15th
Java & the ClueWeb09 Webgraph
This post has been sitting in my drafts queue since before TREC 2009 submissions were due. Although I’m not currently working with this data, someone somewhere might be interested in various problems dealing with the ClueWeb link graph in Java.
We’ve been wrestling with the Web graph for the ClueWeb09 dataset the past couple weeks, in hopes of using this data in our TREC Relevance Feedback Track submission. Jamie’s group has extracted & compressed the webgraph for the Category B subset using the excellent Java graph compression package from Sebastiano Vigna.
[Update: the webgraph data has been posted.]
(on a side note — his research group has released some excellent Java software for dealing with large amounts of data, including a Java port of the MG search engine, MG4J)
The graph compression package seems exceptionally well written and documented, is blazingly fast and easy to use, and worked quite well with the GOV2 collection.

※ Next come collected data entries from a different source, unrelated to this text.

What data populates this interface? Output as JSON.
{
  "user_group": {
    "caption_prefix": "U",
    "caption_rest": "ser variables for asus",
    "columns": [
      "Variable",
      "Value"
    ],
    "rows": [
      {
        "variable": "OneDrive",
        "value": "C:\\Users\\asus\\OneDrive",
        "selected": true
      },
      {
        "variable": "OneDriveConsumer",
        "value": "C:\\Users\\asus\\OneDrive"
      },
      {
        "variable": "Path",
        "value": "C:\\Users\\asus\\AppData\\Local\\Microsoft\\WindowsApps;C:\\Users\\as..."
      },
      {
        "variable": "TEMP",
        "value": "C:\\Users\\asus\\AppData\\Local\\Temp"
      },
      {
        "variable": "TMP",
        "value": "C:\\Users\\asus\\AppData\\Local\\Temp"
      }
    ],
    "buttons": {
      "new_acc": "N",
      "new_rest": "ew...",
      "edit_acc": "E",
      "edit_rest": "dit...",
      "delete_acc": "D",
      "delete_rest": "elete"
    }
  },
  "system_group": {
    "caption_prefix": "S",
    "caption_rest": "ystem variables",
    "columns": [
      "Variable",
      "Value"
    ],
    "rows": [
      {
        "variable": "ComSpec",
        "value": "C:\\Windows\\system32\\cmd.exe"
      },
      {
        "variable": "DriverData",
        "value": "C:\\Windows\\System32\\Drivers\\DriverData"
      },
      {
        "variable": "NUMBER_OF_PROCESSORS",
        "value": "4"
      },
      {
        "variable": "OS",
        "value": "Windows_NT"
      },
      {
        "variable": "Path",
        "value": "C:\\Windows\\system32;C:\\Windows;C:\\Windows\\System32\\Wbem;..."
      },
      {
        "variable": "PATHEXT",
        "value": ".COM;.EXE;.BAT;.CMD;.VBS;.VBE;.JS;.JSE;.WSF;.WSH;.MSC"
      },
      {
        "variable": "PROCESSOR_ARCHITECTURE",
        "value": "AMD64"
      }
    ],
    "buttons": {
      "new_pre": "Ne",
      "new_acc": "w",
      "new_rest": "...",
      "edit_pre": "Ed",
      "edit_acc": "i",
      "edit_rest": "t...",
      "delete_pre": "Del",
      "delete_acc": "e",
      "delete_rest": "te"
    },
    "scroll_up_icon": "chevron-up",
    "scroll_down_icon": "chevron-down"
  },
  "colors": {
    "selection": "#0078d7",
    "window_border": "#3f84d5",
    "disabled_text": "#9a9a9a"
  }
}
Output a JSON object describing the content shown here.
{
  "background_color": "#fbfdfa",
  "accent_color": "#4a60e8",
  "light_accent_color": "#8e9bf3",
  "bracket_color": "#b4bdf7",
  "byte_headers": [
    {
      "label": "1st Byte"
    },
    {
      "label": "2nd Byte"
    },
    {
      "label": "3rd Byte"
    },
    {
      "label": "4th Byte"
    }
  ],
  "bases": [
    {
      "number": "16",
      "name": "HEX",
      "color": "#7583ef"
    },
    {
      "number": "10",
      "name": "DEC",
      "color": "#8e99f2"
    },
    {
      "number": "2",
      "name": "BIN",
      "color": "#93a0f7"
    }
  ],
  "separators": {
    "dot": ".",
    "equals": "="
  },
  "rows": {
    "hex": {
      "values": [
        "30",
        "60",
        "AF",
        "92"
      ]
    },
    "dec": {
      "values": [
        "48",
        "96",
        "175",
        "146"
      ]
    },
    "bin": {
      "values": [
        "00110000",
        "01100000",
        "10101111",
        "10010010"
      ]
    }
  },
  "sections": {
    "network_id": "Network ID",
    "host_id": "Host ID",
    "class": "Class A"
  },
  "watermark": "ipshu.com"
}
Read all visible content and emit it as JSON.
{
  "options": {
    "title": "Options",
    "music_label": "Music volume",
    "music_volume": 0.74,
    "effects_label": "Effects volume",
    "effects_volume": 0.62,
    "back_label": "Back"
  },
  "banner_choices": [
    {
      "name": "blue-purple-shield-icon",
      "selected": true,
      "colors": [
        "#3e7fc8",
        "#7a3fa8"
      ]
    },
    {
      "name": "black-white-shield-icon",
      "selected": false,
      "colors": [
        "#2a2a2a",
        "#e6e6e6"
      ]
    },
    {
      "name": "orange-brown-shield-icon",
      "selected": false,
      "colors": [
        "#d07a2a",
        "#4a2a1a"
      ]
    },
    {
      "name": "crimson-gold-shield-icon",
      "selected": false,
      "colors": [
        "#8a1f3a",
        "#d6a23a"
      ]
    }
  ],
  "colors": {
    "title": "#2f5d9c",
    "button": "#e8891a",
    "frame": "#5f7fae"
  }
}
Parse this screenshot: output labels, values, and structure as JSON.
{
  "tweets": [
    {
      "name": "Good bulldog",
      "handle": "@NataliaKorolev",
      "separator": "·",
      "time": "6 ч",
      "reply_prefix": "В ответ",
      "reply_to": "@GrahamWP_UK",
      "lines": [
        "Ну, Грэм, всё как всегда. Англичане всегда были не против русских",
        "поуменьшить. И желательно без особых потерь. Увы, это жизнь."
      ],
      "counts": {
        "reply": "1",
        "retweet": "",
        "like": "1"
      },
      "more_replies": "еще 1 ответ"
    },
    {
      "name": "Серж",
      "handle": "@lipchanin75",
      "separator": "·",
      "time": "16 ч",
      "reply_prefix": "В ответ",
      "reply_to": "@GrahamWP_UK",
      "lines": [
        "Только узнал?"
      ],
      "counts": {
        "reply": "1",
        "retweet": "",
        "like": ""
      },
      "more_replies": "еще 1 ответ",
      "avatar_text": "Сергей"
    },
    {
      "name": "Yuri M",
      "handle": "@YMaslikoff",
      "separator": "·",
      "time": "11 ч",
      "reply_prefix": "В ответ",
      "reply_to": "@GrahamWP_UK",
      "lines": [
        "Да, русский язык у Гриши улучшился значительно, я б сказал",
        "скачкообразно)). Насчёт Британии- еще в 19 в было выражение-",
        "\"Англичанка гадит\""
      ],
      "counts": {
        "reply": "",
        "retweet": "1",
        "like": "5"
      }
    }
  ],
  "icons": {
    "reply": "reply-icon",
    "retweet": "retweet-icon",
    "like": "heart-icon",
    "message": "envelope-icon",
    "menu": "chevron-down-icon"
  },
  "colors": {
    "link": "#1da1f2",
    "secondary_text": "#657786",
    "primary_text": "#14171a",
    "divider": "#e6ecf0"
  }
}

But, it seems that this package relies heavily on storing the graph nodes in int arrays (at least in intermediate stages), and there are some related limitations of Java that are really slowing us down.
Most importantly, in Java, you can’t create an int array longer than 536,870,912 elements (a 2 Gig int array), even when allocating obscene amounts of memory to the JVM (32G running as root on linux). The Category B subset contains 428,136,613 pages, and when including linked-to pages from those, we run into this limit.
A second limitation is that Java only indexes arrays by int’s, and the MAX_INT in Java is 2,147,483,647 (231-1). The whole ClueWeb09 dataset contains 4,780,950,903 web pages, more than double the possible addressable Java array size. So, even if we were able to get around the first issue, it seems that we might need a different solution for the full dataset.